Nella Modernità piacere e privazione si sono disposti secondo un’alternanza esclusiva – spaziale o temporale – in cui l’uno elide l’altra, dando vita a una composizione complementare. Nella Postmodernità piacere e privazione sono invece i due atteggiamenti compresenti di un comportamento nei confronti del cibo che si potrebbe definire schizoide, tale per cui l’indulgenza edonistica alla percezione dei sensi, sicuramente prevalente e visibilmente più diffusa, incorpora allo stesso tempo un prezzo da pagare che si stigmatizza nella dieta, la quale non può sfuggire ad una trasfigurazione estetica che la rende desiderabile quasi quanto il piacere del cibo. Detto altrimenti il cibo è un piacere raggiungibile a condizione che si seguano le tappe di un percorso mai concluso. Nella contemporaneità, e almeno fino ad ora, tutto si complica: il piacere è il risultato paradossale, faticoso e quasi obbligatorio di una doppia valenza che si alimenta nel cuore di quella svolta sensibile che così bene ci definisce e che rientra nei caratteri della Postmodernità. Si tratta di un piacere affatto spontaneo, che viene gestito da diversi officianti per il bene, anzi per il piacere dell’individuo: gastronomi, enologi, critici, nutrizionisti e dietologi.
Ma si diceva, appunto finora. Ora che tutto si trasforma, si cancella e precipita, abbiamo perso anche la certezza dell’incertezza e della contraddizione a cui la Postmodernità così stabilmente transitoria ci aveva abituati. Forse questo ci obbligherà ad intrattenere un rapporto ancora diverso con il cibo: abbandonata la sovra-estimazione, l’intellettualizzazione e l’estetizzazione, ma ancora memori di tutto questo e quindi attenti alla sua integrità e alla sua autenticità, senza precipitare in privazioni esogene, cominceremo a considerarlo con saggezza un tesoro da non sprecare e magari anche da condividere seguendo sobrie e più dimesse regole del buon senso, come già alla fine del XIX secolo Pellegrino Artusi profeticamente suggeriva. Nella Prefazione alla trentacinquesima edizione della sua opera culto La scienza in cucina e l’Arte di mangiare bene si legge: “Cieco chi non lo vede! Stanno per finire i tempi delle seducenti e lusinghiere ideali illusioni e degli anacoreti; il mondo corre assetato, anche più che non dovrebbe, alle vive fonti del piacere, e però chi potesse e sapesse temperare queste pericolose tendenze con una sana morale avrebbe vinto la palma” (Artusi, 2010).

 


 

LETTURE

× Artusi Pellegrino., La Scienza in cucina e l’Arte di mangiar bene, Edizioni BUR, Milano, 2010.

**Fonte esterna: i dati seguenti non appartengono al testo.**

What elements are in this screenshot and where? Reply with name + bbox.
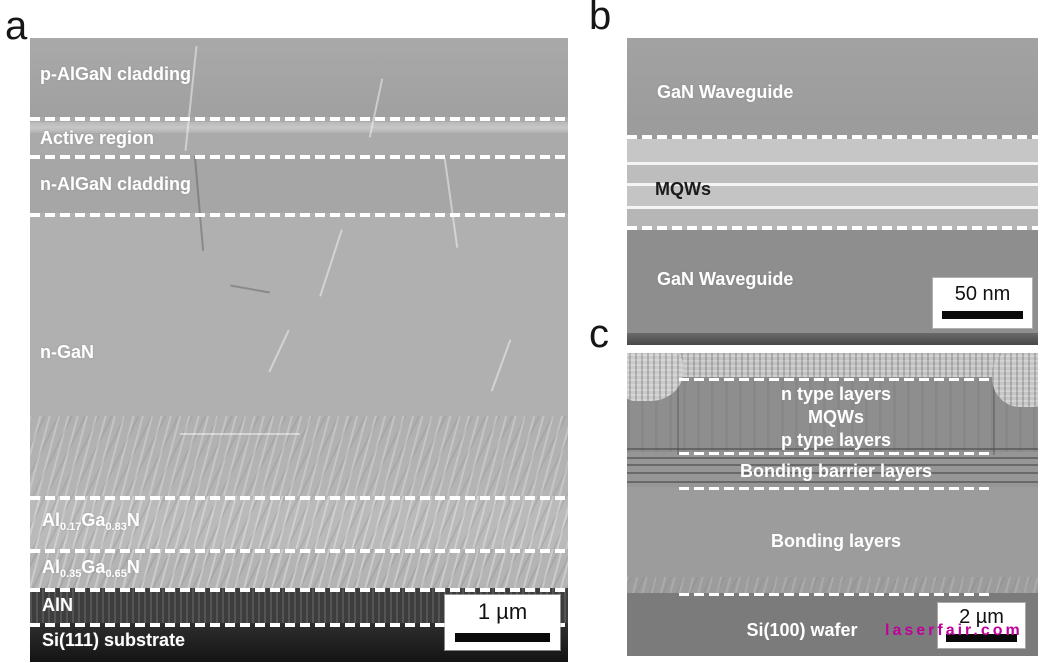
dashed-line [30,623,568,627]
mqw-white-line [627,183,1038,186]
label-bonding-barrier-layers: Bonding barrier layers [739,461,933,481]
dashed-line [30,588,568,592]
dashed-line [627,226,1038,230]
layer-active-region [30,117,568,155]
label-mqws: MQWs [655,179,711,199]
dashed-line [30,496,568,500]
layer-label-algan-017: Al0.17Ga0.83N [42,510,140,533]
dashed-line [30,117,568,121]
scale-bar-b: 50 nm [933,278,1032,328]
mqw-band [627,186,1038,206]
label-gan-waveguide-top: GaN Waveguide [657,82,794,102]
label-p-type-layers: p type layers [780,430,892,450]
layer-algan-017 [30,496,568,549]
mqw-white-line [627,162,1038,165]
panel-c-tag: c [589,312,609,356]
scale-bar-a: 1 µm [445,595,560,650]
n-gan-mottled-zone [30,416,568,496]
layer-p-algan-cladding [30,38,568,117]
barrier-stripe [627,464,1038,466]
mqw-band [627,165,1038,183]
layer-gan-waveguide-top [627,38,1038,139]
mesa-edge-line [677,377,679,455]
scale-bar-c-label: 2 µm [959,606,1004,628]
layer-n-algan-cladding [30,155,568,213]
layer-label-algan-035: Al0.35Ga0.65N [42,557,140,580]
scale-bar-a-label: 1 µm [477,599,528,624]
scale-bar-b-line [941,311,1024,319]
label-mqws-c: MQWs [808,407,864,427]
panel-b-bottom-edge [627,333,1038,345]
mqw-white-line [627,206,1038,209]
surface-bump-right [992,353,1038,407]
dashed-line [30,213,568,217]
watermark: laserfair.com [885,622,1023,639]
label-bonding-layers: Bonding layers [770,531,902,551]
scale-bar-c-line [945,634,1018,642]
dashed-line [679,452,993,455]
panel-a-tag: a [5,4,28,48]
bonding-interface-texture [627,577,1038,593]
barrier-stripe [627,481,1038,483]
scale-bar-b-label: 50 nm [954,283,1011,305]
panel-a-sem-image: p-AlGaN cladding Active region n-AlGaN c… [30,38,568,662]
layer-label-p-algan-cladding: p-AlGaN cladding [40,64,192,84]
layer-n-gan [30,213,568,496]
scale-bar-c: 2 µm [938,603,1025,648]
label-n-type-layers: n type layers [780,384,892,404]
defect-scratch [180,433,300,435]
label-si100-wafer: Si(100) wafer [746,620,858,640]
surface-bump-left [627,353,683,401]
mqw-band [627,209,1038,230]
barrier-stripe [627,457,1038,459]
dashed-line [30,549,568,553]
dashed-line [627,135,1038,139]
scale-bar-a-line [455,633,550,642]
dashed-line [679,487,993,490]
dashed-line [679,378,993,381]
layer-label-aln: AlN [42,595,73,615]
layer-algan-035 [30,549,568,588]
dashed-line [30,155,568,159]
layer-label-n-algan-cladding: n-AlGaN cladding [40,174,192,194]
layer-label-active-region: Active region [40,128,155,148]
layer-bonding [627,487,1038,593]
layer-label-n-gan: n-GaN [40,342,94,362]
panel-b-sem-image: GaN Waveguide MQWs GaN Waveguide 50 nm [627,38,1038,345]
panel-b-tag: b [589,0,612,38]
label-gan-waveguide-bottom: GaN Waveguide [657,269,794,289]
barrier-stripe [627,472,1038,474]
rough-surface-crust [627,353,1038,377]
mqw-band [627,139,1038,162]
dashed-line [679,593,993,596]
layer-label-si111-substrate: Si(111) substrate [42,630,186,650]
active-region-bright-band [30,122,568,133]
barrier-stripe [627,448,1038,450]
panel-c-sem-image: n type layers MQWs p type layers Bonding… [627,353,1038,656]
mesa-edge-line [993,377,995,455]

× Bauman Zygmunt, La società dell’incertezza, Il Mulino, Bologna, 1999.

× Bourdieu Pierre, La distinzione, Il Mulino, Bologna, 1983.

× Douglas Mary, Purezza e pericolo: un’analisi dei concetti di contaminazione e di tabù, Il Mulino, Bologna, 1975.

× Gamba Fiorenza, La portata… dissacrante del postmoderno, “Quaderni d’altri tempi”, anno V, n. 20, maggio-giugno, 2009.

× Giddens Anthony, Identità e società moderna, Ipermedium, Napoli, 1999.

× Levi-Strauss Claude, Il crudo e il cotto, Il Saggiatore, Milano, 1974.

× Veblen Thorstein, Teoria della classe agiata, Einaudi, Torino, 1979.